The Bank of England has admitted to warning UK courts of a deluge of insurer applications ahead of Brexit, having kept it private amid fears over how policyholders might react.
Minutes from a November meeting of the Bank’s Financial Policy Committee (FPC) show that members were given “early estimates” around the number of policyholders that would be impacted if insurers lost permission to collect premiums and pay out claims on cross-border contracts after Brexit.
It is the latest revelation around Brexit preparations being made by both the UK Government and regulators as banks, asset managers and insurers prepare for the loss of passporting rights which currently grant cross-border access throughout the EU.
In light of the potential “risks”, the committee was told insurers were planning to either transfer contacts to new entities or gain new permissions for existing operations, a process that could take between 12 to 18 months.
“Given the volume of these applications was expected to be three to five times the normal level, there was a risk that transfers would not be completed in time,” the FPC said.
While the FPC and Prudential Regulation Authority tried to make sure company plans were as “robust as possible”, the Bank of England “had written to the High Court to alert them to the potential for increased applications”.
With the help of the Treasury, the Bank said it was also “drawing up options to protect UK policyholders”, which in some cases required new laws or cooperation with the EU.
But all this information was redacted from the FPC’s record of its September meeting, when it said work was “under way, but not yet finalised”.
It feared the affect that uncertainty would have on insurance policyholders.
“The FPC had judged that additional disclosures at that stage were against the public interest as it could prompt policyholders to take costly and potentially unnecessary actions to safeguard the future continuity of their contracts.
“It had therefore decided…to defer publication of details of both the estimates and the work under way from the record of its Q3 meeting.”
But assurances from the Treasury paved the pay for public disclosure of those risks, having done “further” work and insisting it was “considering all options” around cross-border financial services contracts.
“In light of this commitment, the Committee judged that the risks of prompting unnecessary action by policyholders had reduced and agreed that the publication of its Q3 discussion on the risk of a discontinuity in insurance contracts could now be published,” the FPC’s minutes showed.
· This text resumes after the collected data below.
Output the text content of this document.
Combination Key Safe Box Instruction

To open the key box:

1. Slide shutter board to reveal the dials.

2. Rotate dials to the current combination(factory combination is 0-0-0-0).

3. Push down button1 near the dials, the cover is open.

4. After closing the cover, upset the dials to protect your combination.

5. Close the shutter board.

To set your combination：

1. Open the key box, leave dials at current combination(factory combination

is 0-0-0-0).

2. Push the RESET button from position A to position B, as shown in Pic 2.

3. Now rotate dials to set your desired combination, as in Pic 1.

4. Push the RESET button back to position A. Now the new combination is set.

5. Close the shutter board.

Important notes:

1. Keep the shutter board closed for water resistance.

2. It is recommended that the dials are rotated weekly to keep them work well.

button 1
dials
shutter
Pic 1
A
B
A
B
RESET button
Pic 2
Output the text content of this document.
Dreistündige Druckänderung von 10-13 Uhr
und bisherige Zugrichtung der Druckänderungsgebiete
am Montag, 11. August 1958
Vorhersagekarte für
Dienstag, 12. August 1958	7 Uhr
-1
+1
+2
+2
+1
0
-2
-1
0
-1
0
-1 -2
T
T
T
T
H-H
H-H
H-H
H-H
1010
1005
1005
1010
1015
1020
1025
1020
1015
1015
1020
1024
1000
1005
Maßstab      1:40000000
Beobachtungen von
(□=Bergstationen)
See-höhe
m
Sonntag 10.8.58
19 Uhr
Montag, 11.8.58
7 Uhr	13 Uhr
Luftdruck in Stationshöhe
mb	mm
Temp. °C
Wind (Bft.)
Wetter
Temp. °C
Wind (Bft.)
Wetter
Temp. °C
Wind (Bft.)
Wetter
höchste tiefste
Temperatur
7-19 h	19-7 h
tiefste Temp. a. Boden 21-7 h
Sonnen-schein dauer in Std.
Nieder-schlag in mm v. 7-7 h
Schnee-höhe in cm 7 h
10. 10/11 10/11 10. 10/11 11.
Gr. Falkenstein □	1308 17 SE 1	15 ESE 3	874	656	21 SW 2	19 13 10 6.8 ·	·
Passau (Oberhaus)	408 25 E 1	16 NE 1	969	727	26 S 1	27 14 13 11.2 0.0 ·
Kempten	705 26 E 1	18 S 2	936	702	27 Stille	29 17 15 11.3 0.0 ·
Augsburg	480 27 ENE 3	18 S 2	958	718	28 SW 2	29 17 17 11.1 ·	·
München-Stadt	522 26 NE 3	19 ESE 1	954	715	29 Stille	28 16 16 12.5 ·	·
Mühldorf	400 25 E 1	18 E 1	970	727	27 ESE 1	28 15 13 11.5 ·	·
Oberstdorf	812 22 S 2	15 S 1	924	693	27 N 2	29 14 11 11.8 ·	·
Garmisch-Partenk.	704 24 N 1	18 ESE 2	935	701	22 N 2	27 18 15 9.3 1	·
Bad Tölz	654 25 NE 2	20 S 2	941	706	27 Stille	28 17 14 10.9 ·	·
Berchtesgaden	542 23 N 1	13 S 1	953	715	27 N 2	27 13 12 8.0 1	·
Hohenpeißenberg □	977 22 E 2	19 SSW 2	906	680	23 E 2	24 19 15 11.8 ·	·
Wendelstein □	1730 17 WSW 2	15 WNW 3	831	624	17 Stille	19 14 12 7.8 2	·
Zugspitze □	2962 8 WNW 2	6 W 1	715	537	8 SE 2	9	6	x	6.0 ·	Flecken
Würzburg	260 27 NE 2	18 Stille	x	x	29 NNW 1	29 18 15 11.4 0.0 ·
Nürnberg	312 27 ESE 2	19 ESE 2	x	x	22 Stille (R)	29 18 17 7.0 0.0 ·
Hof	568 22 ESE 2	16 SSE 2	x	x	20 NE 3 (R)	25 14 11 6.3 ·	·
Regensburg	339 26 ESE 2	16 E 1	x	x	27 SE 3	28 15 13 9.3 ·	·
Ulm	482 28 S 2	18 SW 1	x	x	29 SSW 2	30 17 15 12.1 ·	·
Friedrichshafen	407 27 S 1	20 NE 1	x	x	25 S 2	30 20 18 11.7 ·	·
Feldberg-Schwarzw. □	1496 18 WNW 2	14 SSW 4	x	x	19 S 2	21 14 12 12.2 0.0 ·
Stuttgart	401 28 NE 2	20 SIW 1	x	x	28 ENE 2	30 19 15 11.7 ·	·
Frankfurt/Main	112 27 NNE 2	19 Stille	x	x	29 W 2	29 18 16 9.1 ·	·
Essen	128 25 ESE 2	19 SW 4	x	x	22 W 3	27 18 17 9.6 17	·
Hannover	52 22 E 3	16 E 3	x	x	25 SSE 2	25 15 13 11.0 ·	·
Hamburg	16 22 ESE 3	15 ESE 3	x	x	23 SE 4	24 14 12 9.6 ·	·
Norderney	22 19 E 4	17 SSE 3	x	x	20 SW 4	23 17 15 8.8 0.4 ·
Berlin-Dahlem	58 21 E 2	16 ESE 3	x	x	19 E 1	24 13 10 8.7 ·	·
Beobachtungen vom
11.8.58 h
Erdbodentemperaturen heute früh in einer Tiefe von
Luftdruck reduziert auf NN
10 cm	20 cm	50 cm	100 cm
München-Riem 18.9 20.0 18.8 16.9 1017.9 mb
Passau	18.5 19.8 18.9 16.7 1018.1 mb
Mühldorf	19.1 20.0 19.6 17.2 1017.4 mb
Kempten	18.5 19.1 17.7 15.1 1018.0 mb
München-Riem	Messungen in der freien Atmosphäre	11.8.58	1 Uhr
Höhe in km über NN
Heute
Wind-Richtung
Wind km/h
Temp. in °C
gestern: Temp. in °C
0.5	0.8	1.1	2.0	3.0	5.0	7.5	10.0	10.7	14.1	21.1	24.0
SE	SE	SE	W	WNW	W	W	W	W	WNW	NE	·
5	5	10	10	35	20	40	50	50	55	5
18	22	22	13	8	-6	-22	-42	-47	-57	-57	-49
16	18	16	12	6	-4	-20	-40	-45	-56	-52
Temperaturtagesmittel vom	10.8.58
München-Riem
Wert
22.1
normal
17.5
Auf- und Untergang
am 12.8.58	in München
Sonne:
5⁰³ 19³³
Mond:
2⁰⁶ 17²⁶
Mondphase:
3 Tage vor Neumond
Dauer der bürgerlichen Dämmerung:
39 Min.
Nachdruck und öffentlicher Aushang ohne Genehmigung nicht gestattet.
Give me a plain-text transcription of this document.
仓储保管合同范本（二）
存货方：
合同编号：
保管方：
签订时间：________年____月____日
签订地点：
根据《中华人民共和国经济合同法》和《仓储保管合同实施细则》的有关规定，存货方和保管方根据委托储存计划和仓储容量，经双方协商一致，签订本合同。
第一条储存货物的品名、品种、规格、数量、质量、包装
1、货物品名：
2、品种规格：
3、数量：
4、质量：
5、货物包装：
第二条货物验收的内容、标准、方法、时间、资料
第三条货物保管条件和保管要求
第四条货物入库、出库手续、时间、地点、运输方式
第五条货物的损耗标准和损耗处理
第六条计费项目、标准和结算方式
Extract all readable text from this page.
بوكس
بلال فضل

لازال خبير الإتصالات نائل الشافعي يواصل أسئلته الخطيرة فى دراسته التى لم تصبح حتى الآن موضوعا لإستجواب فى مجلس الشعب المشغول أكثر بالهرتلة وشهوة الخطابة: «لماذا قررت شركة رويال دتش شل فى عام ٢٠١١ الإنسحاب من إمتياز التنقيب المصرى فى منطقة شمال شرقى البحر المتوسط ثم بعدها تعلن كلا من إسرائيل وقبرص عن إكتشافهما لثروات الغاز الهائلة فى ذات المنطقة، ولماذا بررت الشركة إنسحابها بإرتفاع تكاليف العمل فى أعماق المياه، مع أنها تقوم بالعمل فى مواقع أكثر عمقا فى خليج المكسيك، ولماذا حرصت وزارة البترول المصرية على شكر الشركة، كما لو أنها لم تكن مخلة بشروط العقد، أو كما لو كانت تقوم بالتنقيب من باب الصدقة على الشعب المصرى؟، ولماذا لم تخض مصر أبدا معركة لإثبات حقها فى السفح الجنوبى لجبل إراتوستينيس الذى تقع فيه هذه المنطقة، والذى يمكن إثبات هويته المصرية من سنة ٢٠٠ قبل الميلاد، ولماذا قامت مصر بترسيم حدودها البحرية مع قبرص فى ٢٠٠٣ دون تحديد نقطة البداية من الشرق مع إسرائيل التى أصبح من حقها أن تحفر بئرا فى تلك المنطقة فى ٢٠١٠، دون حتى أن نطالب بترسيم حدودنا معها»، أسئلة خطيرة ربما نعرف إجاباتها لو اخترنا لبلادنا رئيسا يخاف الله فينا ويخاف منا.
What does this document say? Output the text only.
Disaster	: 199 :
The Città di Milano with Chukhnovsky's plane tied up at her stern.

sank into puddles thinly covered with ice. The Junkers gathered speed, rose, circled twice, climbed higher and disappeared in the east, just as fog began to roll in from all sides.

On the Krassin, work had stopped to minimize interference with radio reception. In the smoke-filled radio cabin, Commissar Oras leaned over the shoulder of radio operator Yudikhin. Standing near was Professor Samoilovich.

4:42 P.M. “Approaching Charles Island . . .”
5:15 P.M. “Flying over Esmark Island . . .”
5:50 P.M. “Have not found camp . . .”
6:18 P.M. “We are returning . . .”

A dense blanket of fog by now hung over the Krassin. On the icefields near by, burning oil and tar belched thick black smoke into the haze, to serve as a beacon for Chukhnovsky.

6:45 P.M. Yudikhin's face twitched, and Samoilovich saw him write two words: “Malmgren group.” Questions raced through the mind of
The insurance industry is just one sub-sector of the financial services industry hoping to safeguard cross-border business after Brexit.
Fears of lost access to the EU have prompted contingency plans from a number of firms including JPMorgan and Goldman Sachs, which are planning to spread staff across a number of European cities including Frankfurt.
Barclays, Legal & General and Bank of America have revealed plans to base EU-focused operations in Dublin after Brexit, while Luxembourg has gained commitments from the likes of US giant AIG, Northern Trust and insurers RSA and Hiscox.